2009-05-22 Thread Roger Wiklund
Could be broadcast storms, configure a filter on desired interface with the
storm-control command.
You can set thresholds for unicast, multicast and broadcast.

Regards

On Fri, May 22, 2009 at 11:49 AM, Peter Rathlev pe...@rathlev.dk wrote:

 On Thu, 2009-05-21 at 16:20 -0700, Cord MacLeod wrote:
  It sits in the middle of a network.  Below are layer 2 2960 switches
  at the top of rack which the machines plug in to.  Above are routers
  announcing BGP default at it in the confederation.  The machines use
  the 3560 to traverse vlans, it is also the root switch in spanning
  tree and has around 110 inbound acls applied on the interface leading
  to the edge routers.  As far as STP is concerned, the topology never
  changes so we can rule out convergence.

 Would this switch happen to have a L3 interface in a VLAN with other
 hosts? Broadcasts are always sent to the CPU, so user traffic then might
 cause spikes.

  That's every function the switch is performing.  These spikes are
  abnormal spikes, and they do not show up on my graphs, nor can I find
  the process causing them.  There is no correlation I find between the
  CPU spikes and any network traffic.

 Strange.
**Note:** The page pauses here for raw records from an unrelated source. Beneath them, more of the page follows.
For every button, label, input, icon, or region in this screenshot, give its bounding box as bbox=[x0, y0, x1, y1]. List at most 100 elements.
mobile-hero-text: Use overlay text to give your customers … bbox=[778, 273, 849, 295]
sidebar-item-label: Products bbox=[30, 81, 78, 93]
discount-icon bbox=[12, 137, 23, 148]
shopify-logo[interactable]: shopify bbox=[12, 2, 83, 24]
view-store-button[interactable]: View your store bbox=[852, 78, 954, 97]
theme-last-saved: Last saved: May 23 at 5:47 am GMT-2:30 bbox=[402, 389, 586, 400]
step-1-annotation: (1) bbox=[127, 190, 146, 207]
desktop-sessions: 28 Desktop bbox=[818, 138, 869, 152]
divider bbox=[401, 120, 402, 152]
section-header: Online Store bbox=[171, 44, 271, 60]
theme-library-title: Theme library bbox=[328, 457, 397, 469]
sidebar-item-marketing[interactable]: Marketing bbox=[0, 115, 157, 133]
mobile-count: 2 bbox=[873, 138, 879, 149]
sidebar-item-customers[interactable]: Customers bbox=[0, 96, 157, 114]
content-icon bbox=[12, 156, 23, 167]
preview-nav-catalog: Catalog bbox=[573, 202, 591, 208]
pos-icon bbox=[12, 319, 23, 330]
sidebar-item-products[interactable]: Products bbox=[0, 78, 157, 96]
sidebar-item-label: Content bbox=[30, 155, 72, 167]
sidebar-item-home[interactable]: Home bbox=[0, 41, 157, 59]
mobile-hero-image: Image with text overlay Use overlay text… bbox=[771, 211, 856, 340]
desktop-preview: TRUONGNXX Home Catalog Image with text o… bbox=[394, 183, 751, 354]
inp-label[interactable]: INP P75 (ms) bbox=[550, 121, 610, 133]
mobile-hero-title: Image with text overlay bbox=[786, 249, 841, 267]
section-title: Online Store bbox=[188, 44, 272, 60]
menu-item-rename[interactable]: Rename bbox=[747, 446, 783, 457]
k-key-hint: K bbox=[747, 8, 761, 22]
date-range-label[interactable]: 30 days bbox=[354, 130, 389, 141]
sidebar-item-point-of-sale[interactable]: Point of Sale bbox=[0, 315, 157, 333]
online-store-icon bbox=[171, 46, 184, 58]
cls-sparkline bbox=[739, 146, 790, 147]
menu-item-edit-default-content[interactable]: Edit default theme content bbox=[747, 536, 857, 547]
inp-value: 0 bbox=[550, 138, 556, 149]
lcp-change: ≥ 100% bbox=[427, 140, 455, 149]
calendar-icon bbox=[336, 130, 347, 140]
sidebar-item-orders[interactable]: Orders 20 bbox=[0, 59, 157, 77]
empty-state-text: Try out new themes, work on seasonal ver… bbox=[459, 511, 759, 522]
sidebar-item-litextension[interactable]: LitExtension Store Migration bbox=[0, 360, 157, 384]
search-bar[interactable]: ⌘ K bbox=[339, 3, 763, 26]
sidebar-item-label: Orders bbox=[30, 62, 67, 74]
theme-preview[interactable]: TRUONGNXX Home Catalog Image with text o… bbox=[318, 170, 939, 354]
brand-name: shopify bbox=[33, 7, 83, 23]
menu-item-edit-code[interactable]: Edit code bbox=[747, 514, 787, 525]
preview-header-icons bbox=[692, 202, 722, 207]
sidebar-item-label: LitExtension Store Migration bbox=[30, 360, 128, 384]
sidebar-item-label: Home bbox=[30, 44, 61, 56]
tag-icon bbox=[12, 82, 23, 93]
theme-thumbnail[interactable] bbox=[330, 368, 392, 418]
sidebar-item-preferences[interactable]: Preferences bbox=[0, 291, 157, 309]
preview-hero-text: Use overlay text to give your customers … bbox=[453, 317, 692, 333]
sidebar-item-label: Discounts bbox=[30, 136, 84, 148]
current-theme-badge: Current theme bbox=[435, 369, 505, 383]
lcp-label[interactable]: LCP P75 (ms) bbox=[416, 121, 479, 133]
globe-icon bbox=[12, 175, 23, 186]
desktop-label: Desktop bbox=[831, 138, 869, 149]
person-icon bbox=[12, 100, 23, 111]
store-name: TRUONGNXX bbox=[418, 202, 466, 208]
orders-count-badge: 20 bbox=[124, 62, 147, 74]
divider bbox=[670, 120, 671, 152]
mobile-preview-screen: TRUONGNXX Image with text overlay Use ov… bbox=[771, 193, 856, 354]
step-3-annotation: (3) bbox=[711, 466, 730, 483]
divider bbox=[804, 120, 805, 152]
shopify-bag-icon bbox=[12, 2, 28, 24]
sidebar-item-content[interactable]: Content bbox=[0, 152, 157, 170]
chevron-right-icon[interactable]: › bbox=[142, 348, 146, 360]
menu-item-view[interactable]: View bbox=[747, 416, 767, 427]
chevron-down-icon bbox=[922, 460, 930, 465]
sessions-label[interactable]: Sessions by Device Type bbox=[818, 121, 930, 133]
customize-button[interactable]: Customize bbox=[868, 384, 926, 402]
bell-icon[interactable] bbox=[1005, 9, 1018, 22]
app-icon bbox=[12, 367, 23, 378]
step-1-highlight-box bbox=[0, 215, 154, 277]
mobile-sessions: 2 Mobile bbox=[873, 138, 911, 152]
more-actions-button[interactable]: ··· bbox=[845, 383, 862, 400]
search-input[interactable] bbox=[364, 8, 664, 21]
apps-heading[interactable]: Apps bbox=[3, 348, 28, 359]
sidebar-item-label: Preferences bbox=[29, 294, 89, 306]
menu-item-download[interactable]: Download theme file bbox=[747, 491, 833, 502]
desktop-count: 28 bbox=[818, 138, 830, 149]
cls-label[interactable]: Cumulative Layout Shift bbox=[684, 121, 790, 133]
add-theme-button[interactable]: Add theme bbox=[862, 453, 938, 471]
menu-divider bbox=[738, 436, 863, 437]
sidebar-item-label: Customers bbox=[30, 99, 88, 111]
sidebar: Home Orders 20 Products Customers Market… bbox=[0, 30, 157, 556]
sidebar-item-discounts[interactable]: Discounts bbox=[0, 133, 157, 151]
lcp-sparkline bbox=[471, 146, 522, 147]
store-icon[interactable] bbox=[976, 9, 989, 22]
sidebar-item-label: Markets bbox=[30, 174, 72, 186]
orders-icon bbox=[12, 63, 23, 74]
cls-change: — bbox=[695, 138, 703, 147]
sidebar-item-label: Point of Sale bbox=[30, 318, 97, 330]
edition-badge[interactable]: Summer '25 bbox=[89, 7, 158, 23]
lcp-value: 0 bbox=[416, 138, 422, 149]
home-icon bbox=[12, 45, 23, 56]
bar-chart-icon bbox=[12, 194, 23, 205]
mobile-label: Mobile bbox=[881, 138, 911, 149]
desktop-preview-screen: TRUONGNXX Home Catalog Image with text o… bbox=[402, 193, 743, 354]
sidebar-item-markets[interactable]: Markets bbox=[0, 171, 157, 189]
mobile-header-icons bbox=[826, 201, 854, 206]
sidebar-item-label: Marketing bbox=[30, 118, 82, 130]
What are the graphs graphing? Maybe the 5 min avg. every 5
 minutes? That would explain why spikes couldn't be seen there at least.

 You can setup rmon to alert you specifically when the CPU load exceeds
 some threshold:

 rmon event 1 trap SecretCommunity description Rising Event for busyPer
 owner admin
 rmon event 2 trap SecretCommunity description Falling Event for busyPer
 owner admin
 rmon alarm 1 lsystem.56.0 60 absolute rising-threshold 90 1
 falling-threshold 70 2 owner admin

 With EEM or a script on the trap receiver you could extract the process
 table at exactly the moment the CPU spikes occur.